The format had changed somewhat while I was in college: Recordings of Special Merit were no more after March 1984, and there are seemingly fewer featured reviews overall. It’s still a pleasure for me to take a trip back in time, though.
Articles
On the equipment side, there’s a lengthy “special report” on Japanese audio technology, as well as something on “How to Buy a Receiver.” The centennial of Franz Liszt’s death was 7/31/86, and SR raises a glass in tribute by identifying some of their favorite recordings of Liszt’s work.
Our reviewers this month are Chris Albertson, Phyl Garland, Alanna Nash, Mark Peel, Peter Reilly, and Steve Simels. Joel Vance had left the building by this point, and I didn’t find anything with Reilly’s name on it in this issue,either.
Best of the Month
–Reba McEntire, Whoever’s in New England (AN) “…(I)t’s certain that McEntire…has not only revived the woman-to-woman genre, but that she has also confirmed her place alongside Wynette and Wells as one of the formost woman singers in the history of country music.”
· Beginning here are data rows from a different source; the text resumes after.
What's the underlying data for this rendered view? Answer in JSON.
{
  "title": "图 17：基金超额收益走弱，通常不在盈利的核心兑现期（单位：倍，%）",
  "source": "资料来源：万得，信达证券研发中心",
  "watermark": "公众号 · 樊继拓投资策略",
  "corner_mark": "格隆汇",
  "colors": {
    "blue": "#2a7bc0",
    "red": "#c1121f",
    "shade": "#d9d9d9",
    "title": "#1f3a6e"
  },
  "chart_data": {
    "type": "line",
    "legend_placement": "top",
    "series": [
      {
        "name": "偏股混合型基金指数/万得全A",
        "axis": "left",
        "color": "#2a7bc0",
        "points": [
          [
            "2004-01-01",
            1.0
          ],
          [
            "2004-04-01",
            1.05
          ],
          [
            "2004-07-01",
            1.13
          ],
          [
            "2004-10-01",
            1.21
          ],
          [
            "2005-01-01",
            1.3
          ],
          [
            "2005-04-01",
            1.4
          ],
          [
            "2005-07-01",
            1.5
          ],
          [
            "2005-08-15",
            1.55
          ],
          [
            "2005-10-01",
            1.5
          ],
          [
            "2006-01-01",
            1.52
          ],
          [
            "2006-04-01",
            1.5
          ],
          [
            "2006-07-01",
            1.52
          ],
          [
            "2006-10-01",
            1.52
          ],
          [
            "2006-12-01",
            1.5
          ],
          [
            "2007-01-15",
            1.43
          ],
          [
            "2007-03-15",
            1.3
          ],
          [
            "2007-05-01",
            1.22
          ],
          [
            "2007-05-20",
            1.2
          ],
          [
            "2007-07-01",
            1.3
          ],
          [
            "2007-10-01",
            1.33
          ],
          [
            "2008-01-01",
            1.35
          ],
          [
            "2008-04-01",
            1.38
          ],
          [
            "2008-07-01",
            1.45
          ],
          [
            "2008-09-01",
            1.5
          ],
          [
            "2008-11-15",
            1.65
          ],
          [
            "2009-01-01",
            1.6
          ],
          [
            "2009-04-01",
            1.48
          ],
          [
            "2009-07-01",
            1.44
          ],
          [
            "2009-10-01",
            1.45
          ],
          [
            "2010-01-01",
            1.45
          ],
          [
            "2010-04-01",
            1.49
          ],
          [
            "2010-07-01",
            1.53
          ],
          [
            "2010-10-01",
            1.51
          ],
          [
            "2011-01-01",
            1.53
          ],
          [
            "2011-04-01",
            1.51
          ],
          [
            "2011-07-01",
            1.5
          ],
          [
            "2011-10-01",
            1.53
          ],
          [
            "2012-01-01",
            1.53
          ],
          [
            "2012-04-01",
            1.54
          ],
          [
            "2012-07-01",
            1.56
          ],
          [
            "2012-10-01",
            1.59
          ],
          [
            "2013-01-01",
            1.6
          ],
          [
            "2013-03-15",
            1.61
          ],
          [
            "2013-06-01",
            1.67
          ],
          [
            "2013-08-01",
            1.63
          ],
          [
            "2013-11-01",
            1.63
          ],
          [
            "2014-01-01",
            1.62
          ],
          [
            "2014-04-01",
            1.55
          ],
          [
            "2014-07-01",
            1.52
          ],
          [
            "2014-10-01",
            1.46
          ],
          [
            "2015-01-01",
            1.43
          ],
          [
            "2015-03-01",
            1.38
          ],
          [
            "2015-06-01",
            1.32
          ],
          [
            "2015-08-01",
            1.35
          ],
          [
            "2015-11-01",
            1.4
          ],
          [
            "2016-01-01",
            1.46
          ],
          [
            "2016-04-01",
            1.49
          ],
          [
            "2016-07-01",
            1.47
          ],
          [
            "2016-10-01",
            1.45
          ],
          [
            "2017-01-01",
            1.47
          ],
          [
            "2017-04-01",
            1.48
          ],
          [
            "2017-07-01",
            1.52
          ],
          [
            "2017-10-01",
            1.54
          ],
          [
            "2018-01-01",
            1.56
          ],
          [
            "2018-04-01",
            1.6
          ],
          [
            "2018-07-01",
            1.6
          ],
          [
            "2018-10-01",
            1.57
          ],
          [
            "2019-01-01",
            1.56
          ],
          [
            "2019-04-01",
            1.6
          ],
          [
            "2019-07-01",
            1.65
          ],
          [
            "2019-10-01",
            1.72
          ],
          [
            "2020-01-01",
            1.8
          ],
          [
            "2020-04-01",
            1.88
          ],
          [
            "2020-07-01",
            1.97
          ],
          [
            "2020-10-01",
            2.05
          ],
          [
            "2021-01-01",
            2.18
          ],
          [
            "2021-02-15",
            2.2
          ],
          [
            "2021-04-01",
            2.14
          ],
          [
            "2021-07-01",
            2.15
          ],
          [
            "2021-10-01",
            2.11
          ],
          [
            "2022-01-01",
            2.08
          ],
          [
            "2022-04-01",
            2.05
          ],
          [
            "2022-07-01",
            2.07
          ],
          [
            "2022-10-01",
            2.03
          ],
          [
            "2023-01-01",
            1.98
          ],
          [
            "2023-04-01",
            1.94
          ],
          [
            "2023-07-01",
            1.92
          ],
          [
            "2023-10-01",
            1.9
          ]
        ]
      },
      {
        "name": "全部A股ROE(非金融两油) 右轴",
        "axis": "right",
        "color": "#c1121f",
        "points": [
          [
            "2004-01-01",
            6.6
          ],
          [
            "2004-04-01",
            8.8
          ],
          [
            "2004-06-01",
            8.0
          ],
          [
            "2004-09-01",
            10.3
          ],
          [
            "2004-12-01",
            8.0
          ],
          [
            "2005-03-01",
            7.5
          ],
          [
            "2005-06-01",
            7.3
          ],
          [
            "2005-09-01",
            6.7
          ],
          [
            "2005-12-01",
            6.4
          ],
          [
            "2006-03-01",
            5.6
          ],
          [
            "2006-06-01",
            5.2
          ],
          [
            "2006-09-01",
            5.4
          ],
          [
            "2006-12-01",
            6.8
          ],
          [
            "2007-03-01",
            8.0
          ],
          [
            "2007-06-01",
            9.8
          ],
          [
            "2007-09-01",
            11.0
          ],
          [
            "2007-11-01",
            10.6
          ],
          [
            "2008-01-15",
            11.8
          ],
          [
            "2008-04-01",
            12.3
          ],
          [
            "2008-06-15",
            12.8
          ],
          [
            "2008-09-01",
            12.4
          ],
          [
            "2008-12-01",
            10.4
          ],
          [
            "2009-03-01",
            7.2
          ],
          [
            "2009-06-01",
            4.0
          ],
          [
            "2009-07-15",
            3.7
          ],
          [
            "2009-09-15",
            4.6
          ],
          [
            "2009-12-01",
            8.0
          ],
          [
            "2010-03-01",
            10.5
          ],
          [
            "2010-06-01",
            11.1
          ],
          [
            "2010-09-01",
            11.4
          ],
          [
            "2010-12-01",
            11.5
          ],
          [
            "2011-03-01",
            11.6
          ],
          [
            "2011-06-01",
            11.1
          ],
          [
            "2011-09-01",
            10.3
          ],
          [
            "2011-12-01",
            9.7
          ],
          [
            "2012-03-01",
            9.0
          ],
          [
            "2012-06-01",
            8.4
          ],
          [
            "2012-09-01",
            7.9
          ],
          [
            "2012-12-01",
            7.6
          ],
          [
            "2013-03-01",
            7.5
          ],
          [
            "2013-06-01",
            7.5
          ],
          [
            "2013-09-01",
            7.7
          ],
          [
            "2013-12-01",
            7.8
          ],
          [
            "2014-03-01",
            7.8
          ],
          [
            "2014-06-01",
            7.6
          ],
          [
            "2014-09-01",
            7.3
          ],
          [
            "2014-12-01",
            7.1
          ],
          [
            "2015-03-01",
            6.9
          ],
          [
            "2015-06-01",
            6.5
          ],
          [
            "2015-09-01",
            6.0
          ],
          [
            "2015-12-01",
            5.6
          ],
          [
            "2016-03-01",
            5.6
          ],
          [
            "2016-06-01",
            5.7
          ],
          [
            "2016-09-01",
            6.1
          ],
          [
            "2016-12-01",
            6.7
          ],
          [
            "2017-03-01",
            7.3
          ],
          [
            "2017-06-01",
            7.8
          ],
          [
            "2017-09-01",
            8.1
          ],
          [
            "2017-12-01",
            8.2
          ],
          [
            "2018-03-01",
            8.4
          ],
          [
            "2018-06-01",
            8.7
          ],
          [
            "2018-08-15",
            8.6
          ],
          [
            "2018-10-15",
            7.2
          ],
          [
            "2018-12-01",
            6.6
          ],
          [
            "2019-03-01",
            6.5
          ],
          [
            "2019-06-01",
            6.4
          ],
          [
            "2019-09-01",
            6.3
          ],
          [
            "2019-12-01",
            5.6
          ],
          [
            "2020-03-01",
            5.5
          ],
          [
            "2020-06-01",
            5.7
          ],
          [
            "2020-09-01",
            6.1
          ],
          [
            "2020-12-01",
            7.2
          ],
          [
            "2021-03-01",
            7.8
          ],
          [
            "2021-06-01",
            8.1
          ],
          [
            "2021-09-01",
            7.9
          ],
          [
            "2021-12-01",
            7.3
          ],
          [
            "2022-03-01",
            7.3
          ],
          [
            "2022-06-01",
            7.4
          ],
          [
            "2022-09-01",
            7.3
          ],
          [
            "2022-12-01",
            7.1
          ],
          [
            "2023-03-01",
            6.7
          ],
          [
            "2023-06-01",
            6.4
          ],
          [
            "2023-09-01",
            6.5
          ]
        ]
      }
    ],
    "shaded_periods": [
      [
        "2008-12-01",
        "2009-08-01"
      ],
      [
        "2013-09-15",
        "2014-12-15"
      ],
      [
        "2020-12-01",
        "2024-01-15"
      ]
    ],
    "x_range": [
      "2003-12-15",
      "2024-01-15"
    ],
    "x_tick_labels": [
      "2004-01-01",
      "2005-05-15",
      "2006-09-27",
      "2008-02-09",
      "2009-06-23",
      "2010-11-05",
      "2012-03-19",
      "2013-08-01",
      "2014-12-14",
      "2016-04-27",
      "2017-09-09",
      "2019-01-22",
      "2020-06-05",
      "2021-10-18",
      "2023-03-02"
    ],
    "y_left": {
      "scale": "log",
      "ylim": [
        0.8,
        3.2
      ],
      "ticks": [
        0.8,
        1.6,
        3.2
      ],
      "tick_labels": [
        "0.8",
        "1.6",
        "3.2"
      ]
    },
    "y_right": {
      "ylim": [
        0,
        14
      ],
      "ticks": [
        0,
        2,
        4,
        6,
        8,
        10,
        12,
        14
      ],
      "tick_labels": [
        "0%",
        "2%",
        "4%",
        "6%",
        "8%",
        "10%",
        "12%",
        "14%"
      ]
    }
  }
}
–Stan Ridgway, The Big Heat (MP) “A bizarre collision of styles, but it works…(o)ne of the real finds of 1986.” Songs from Ridgway’s follow-up LP Mosquitos have gotten play here a couple of times, but I’ve not taken time for The Big Heat; that’s about to change.
Featured Reviews
–The Cult, Love (MP) “Everything else recedes before the awesome display of heavy-metal firepower by guitarist William Duffy.”
–The Rolling Stones, Dirty Work (Louis Meredith). “…sounds more like temp work.”
–James Williams, Progress Report (CA) “This is not just another jazz album. We will remember this one long after the fusioneers have synthesized their last notes…”
Selected Other LPs Reviewed
Rock/Popl/Country/Soul:
–Hüsker Dü, Candy Apple Grey (SS) “The counterpoint between Mould’s anthems of confusion…and Hart’s pop tunes…make for one of the neatest sweet-and-sour experiences since Lennon and McCartney.”
–Jermaine Jackson, Precious Moments (PG) “(Michael’s) brother Jermaine not only possesses more substantial musical gifts but is a better singer.”
–Judas Priest, Turbo (MP)
–The Moody Blues, The Other Side of Life (MP) “There ought to be a warning about the mushbrain lyrics, but it’s fun.”
–The Rave-Ups, Town and Country (AN) “If you can imagine the kind of music a band made up of Pete Townshend, John Lennon, Bob Dylan, Tom Petty, Brian Wilson, Johnny Cash, and Carl Perkins might make, then you have an idea of what to expect from the Rave-Ups.” The band plays “Positively Lost Me,” the lead track on Town and Country, in a scene in the movie Pretty in Pink (lead Rave-Up Jimmer Podrasky was seeing Molly Ringwald’s sister at the time; they eventually had a kid whose name graced the band’s third and final album). You have to go looking for this album, but it’s good.
–The Swimming Pool Q’s, Blue Tomorrow (MP) “(Their) savvy feel for Eighties pop rhythms…combined with an old-fashioned acoustic sensibility and applied to material that evokes bands like the Byrds, the old Jefferson Airplane, and even Peter, Paul and Mary, make the Swimming Pool Q’s one of the most original bands in pop.” I was thinking their previous album (self-titled and their major-label debut) had been a Best of the Month, but I’m not finding any evidence of that right now.
–The Violent Femmes, The Naked Leading the Blind (SS)
–Dwight Yoakam, Guitars, Cadillacs, Etc., Etc. (AN) “But Yoakam…may also have been too cool for Nashville in the late Seventies, so now he’s come through the same door that Emmylou Harris did a decade ago—winning the hip, pop California audience with a music of intense, hardscrabble purity.”
Jazz:
–Jeannie and Jimmy Cheatham, Midnight Mama (CA) “All in all, this album is a joy from beginning to end, a wonderful reminder of a time when groups like Louis Jordan’s Tympany Five….stirred a whole lot of fun into a rhythmic jazz blend.”
–Paula Hatcher, Rise and Shine! (CA)
–Kazumi Watanabe, Mobo Splash (CA) “Watanabe himself is both adept and creative, but there is still something cold and metallic about it all.”